Une adaptation nécessaire

Pour ne pas perdre entièrement les 46 milliards de FCFA environs investis dans le projet, le ministère de l’énergie a choisi d’adapter l’infrastructure.  Mais la centrale n’a jamais fonctionné à plein régime. Utilisée de façon ponctuelle en cas de nécessité, elle fait face à de grands risques liés à de longues périodes d’inactivité. « C’est presque un crime de laisser non fonctionnelle une turbine à gaz », nous a confié un ingénieur en génie électrique qui a requis l’anonymat.   Le coût de la maintenance étant réellement élevé, le gouvernement béninois a fait le choix de la transformation des turbinesen une centrale fonctionnant au gaz et au fuel lourd. Il s’agira également avant la fin 2018, d’étendre la capacité de l’infrastructure pour la porter à 120 mégawatts. La centrale sera exploitée  dans le cadre d’un Partenariat Public-Privé (PPP) sous forme de production privée d’électricité pour une durée de 20 ans.

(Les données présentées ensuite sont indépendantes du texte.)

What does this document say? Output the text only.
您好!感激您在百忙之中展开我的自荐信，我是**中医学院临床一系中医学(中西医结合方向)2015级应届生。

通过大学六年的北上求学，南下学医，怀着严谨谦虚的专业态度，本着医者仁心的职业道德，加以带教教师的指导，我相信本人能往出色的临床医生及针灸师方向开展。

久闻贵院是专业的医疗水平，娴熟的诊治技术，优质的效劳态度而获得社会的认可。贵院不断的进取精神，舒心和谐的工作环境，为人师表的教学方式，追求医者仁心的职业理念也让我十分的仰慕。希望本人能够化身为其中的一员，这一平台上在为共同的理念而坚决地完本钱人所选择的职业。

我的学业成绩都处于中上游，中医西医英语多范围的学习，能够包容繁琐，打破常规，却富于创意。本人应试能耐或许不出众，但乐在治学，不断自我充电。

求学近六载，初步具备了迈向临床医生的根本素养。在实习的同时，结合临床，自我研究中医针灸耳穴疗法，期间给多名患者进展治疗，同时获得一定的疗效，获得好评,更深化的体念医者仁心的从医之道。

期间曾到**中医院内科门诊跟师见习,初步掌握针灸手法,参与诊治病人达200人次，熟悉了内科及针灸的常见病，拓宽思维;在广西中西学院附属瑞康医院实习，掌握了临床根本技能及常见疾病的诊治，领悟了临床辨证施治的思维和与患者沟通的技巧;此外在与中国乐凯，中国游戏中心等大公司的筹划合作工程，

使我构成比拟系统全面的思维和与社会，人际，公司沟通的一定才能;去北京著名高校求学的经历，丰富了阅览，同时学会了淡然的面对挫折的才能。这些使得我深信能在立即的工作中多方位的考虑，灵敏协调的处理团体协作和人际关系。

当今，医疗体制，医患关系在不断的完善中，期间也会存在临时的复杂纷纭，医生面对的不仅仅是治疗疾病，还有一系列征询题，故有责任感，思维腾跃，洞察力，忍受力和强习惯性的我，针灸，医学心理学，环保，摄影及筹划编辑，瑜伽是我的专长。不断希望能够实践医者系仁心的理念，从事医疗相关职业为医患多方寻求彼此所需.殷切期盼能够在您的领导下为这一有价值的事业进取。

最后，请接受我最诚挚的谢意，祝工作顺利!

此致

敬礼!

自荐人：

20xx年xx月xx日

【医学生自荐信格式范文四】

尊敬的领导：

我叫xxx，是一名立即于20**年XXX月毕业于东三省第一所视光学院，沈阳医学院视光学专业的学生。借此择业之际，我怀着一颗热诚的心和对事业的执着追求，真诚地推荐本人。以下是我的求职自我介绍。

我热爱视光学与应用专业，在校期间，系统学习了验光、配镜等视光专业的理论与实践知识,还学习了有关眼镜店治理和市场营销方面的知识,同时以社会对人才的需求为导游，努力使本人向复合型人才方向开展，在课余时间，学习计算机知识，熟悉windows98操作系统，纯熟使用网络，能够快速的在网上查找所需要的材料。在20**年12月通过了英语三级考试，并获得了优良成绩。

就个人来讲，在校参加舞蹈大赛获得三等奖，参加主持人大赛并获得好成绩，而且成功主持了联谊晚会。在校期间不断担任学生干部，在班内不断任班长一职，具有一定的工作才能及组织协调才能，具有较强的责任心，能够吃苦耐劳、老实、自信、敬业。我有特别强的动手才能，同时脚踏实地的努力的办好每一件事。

Selon le ministre de l’énergie, Dona Jean-Claude Houssou, il a été prévu de mettre en place une unité flottante de stockage et de regazéification aux larges de Cotonou, afin d’alimenter en gaz non seulement la centrale construite par CAI, mais aussi toutes les autres centrales en cours d’installation actuellement sur le site de Maria-Gléta.  C’est du moins la parade qui a été trouvée pour sauver de la ruine un investissement massif qui a alimenté les illusions pendant plusieurs années.